S. : En tant qu’Africaine et conservatrice de musée, qu’est-ce que cela vous fait de voir le musée du Quai Branly présenter exclusivement des objets africains ?

A.S. : Pour l’inauguration, le président français Jacques Chrirac a invité tous les professionnels des pays africains qui ont beaucoup d’objets au musée Quai Branly. Le Burkina Faso était à l’honneur, car il y a quarante cinq mille (45 000) objets burkinabè au Quai Branly. En tant que représentante du Burkina Faso à cet événement, j’ai été émue en visitant les réserves de ce musée parisien.

Il y a là-bas une grande partie de notre culture que les Burkinabè qui n’iront pas en France ne connaîtront jamais. Or, les objets burkinabè exposés au Quai Branly ne peuvent plus revenir au pays. Ils ont été répertoriés comme patrimoine français.

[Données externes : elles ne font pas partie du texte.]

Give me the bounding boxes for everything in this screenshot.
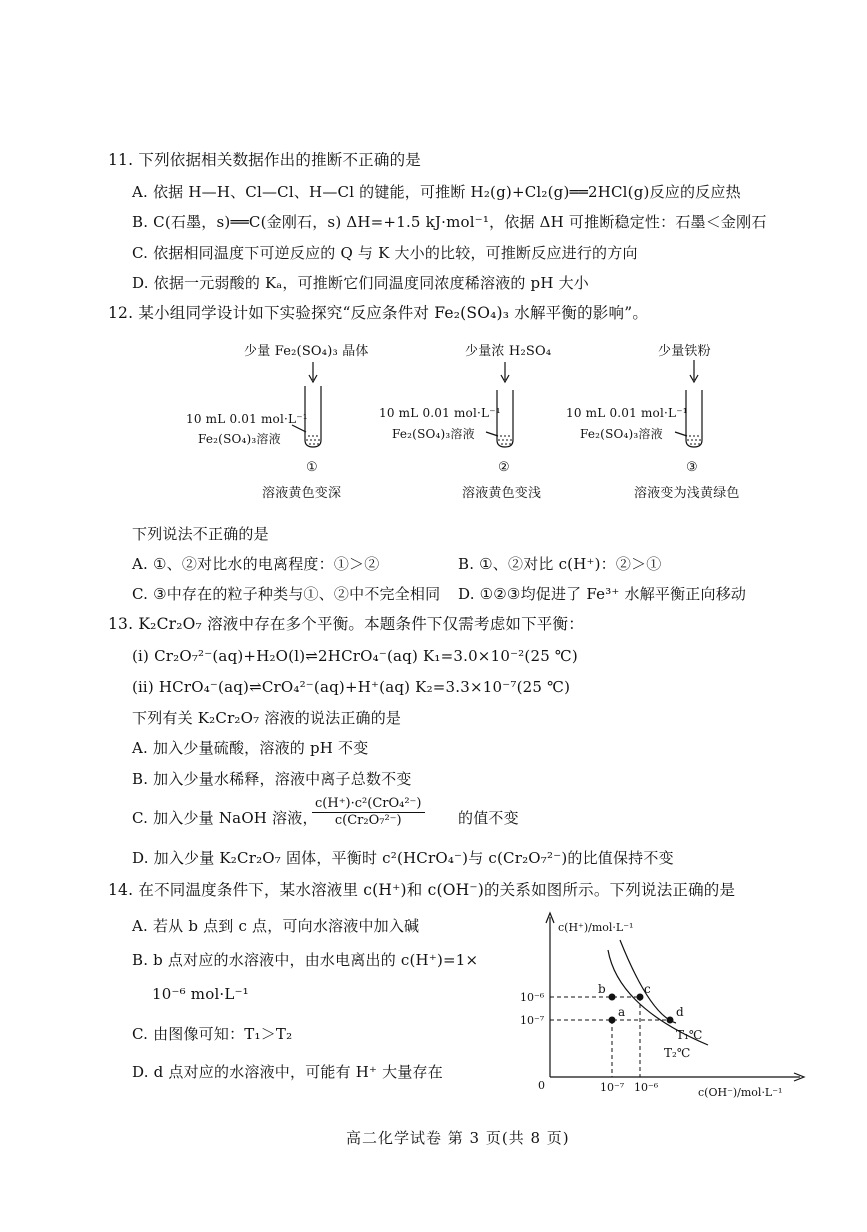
q11-option-a: A. 依据 H—H、Cl—Cl、H—Cl 的键能，可推断 H₂(g)+Cl₂(g)══2HCl(g)反应的反应热 [132, 183, 741, 201]
exp3-number: ③ [686, 460, 698, 475]
exp2-result: 溶液黄色变浅 [462, 486, 542, 501]
q11-option-b: B. C(石墨，s)══C(金刚石，s) ΔH=+1.5 kJ·mol⁻¹，依据 ΔH 可推断稳定性：石墨＜金刚石 [132, 213, 767, 231]
q14-option-c: C. 由图像可知：T₁＞T₂ [132, 1025, 293, 1043]
point-b [609, 994, 616, 1001]
origin-label: 0 [538, 1079, 545, 1092]
x-tick-2: 10⁻⁶ [634, 1081, 659, 1094]
y-tick-1: 10⁻⁶ [520, 991, 545, 1004]
q13-equilibrium-1: (ⅰ) Cr₂O₇²⁻(aq)+H₂O(l)⇌2HCrO₄⁻(aq) K₁=3.0×10⁻²(25 ℃) [132, 647, 578, 665]
q12-option-b: B. ①、②对比 c(H⁺)：②＞① [458, 555, 662, 573]
exp1-reagent: 少量 Fe₂(SO₄)₃ 晶体 [244, 344, 369, 359]
q13-option-d: D. 加入少量 K₂Cr₂O₇ 固体，平衡时 c²(HCrO₄⁻)与 c(Cr₂O₇²⁻)的比值保持不变 [132, 849, 674, 867]
point-a-label: a [618, 1005, 626, 1019]
q13-question: 下列有关 K₂Cr₂O₇ 溶液的说法正确的是 [132, 709, 402, 727]
q14-option-a: A. 若从 b 点到 c 点，可向水溶液中加入碱 [132, 917, 420, 935]
y-axis-label: c(H⁺)/mol·L⁻¹ [558, 921, 634, 934]
q13-stem: 13. K₂Cr₂O₇ 溶液中存在多个平衡。本题条件下仅需考虑如下平衡： [108, 615, 584, 633]
curve-t1-label: T₁℃ [676, 1028, 703, 1042]
point-c-label: c [644, 982, 651, 996]
fraction-denominator: c(Cr₂O₇²⁻) [334, 813, 402, 828]
q13-option-a: A. 加入少量硫酸，溶液的 pH 不变 [132, 739, 369, 757]
q14-stem: 14. 在不同温度条件下，某水溶液里 c(H⁺)和 c(OH⁻)的关系如图所示。下列说法正确的是 [108, 881, 736, 899]
point-c [637, 994, 644, 1001]
exp3-reagent: 少量铁粉 [658, 344, 711, 359]
q11-stem: 11. 下列依据相关数据作出的推断不正确的是 [108, 151, 421, 169]
q14-option-b-line1: B. b 点对应的水溶液中，由水电离出的 c(H⁺)=1× [132, 951, 479, 969]
point-d-label: d [676, 1005, 684, 1019]
exp3-solution: Fe₂(SO₄)₃溶液 [580, 427, 663, 441]
exp3-result: 溶液变为浅黄绿色 [634, 486, 740, 501]
exp1-solution: Fe₂(SO₄)₃溶液 [198, 432, 281, 446]
q13-option-c-fraction [312, 796, 425, 829]
q12-option-d: D. ①②③均促进了 Fe³⁺ 水解平衡正向移动 [458, 585, 747, 603]
exp3-conc: 10 mL 0.01 mol·L⁻¹ [566, 406, 688, 420]
exp1-result: 溶液黄色变深 [262, 486, 342, 501]
q13-option-c-suffix: 的值不变 [458, 809, 519, 827]
q13-option-b: B. 加入少量水稀释，溶液中离子总数不变 [132, 770, 412, 788]
point-a [609, 1017, 616, 1024]
page-footer: 高二化学试卷 第 3 页(共 8 页) [346, 1129, 570, 1147]
x-axis-label: c(OH⁻)/mol·L⁻¹ [698, 1086, 783, 1099]
exp1-number: ① [306, 460, 318, 475]
fraction-numerator: c(H⁺)·c²(CrO₄²⁻) [312, 796, 425, 813]
point-b-label: b [598, 982, 606, 996]
q13-equilibrium-2: (ⅱ) HCrO₄⁻(aq)⇌CrO₄²⁻(aq)+H⁺(aq) K₂=3.3×10⁻⁷(25 ℃) [132, 678, 571, 696]
ch-oh-graph [500, 905, 820, 1100]
guide-lines [550, 997, 670, 1077]
q14-option-b-line2: 10⁻⁶ mol·L⁻¹ [152, 985, 249, 1003]
q13-option-c-prefix: C. 加入少量 NaOH 溶液， [132, 809, 318, 827]
test-tube-diagram [0, 0, 867, 520]
q12-question: 下列说法不正确的是 [132, 525, 269, 543]
exp2-solution: Fe₂(SO₄)₃溶液 [392, 427, 475, 441]
exp1-conc: 10 mL 0.01 mol·L⁻¹ [186, 412, 308, 426]
q12-option-a: A. ①、②对比水的电离程度：①＞② [132, 555, 380, 573]
q11-option-c: C. 依据相同温度下可逆反应的 Q 与 K 大小的比较，可推断反应进行的方向 [132, 244, 638, 262]
exp2-conc: 10 mL 0.01 mol·L⁻¹ [379, 406, 501, 420]
exp2-number: ② [498, 460, 510, 475]
curve-t2-label: T₂℃ [664, 1046, 691, 1060]
q14-option-d: D. d 点对应的水溶液中，可能有 H⁺ 大量存在 [132, 1063, 443, 1081]
q12-stem: 12. 某小组同学设计如下实验探究“反应条件对 Fe₂(SO₄)₃ 水解平衡的影响”。 [108, 304, 649, 322]
y-tick-2: 10⁻⁷ [520, 1014, 545, 1027]
point-d [667, 1017, 674, 1024]
q12-option-c: C. ③中存在的粒子种类与①、②中不完全相同 [132, 585, 441, 603]
x-tick-1: 10⁻⁷ [600, 1081, 625, 1094]
exp2-reagent: 少量浓 H₂SO₄ [465, 344, 552, 359]
q11-option-d: D. 依据一元弱酸的 Kₐ，可推断它们同温度同浓度稀溶液的 pH 大小 [132, 274, 590, 292]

Le seul fait de savoir que ces objets se retrouvent là-bas me fend le cour. Cependant, le Burkina Faso peut tirer quelque chose de positif sur l’aspect technique et professionnel du musée Quai Branly.

C’est le mécénat qui y est développé. L’intervention de l’Etat dans ce projet est insignifiante. Ce sont des collectionneurs et des opérateurs privés qui se sont investis pour mettre en place ce musée. L’infrastructure a été construite par un architecte qui veut seulement se faire connaître dans le milieu culturel. Cela peut constituer un cas d’école pour le Burkina Faso. L’Etat ne peut pas tout faire. Il faut encourager chaque citoyen à s’intéresser à sa culture.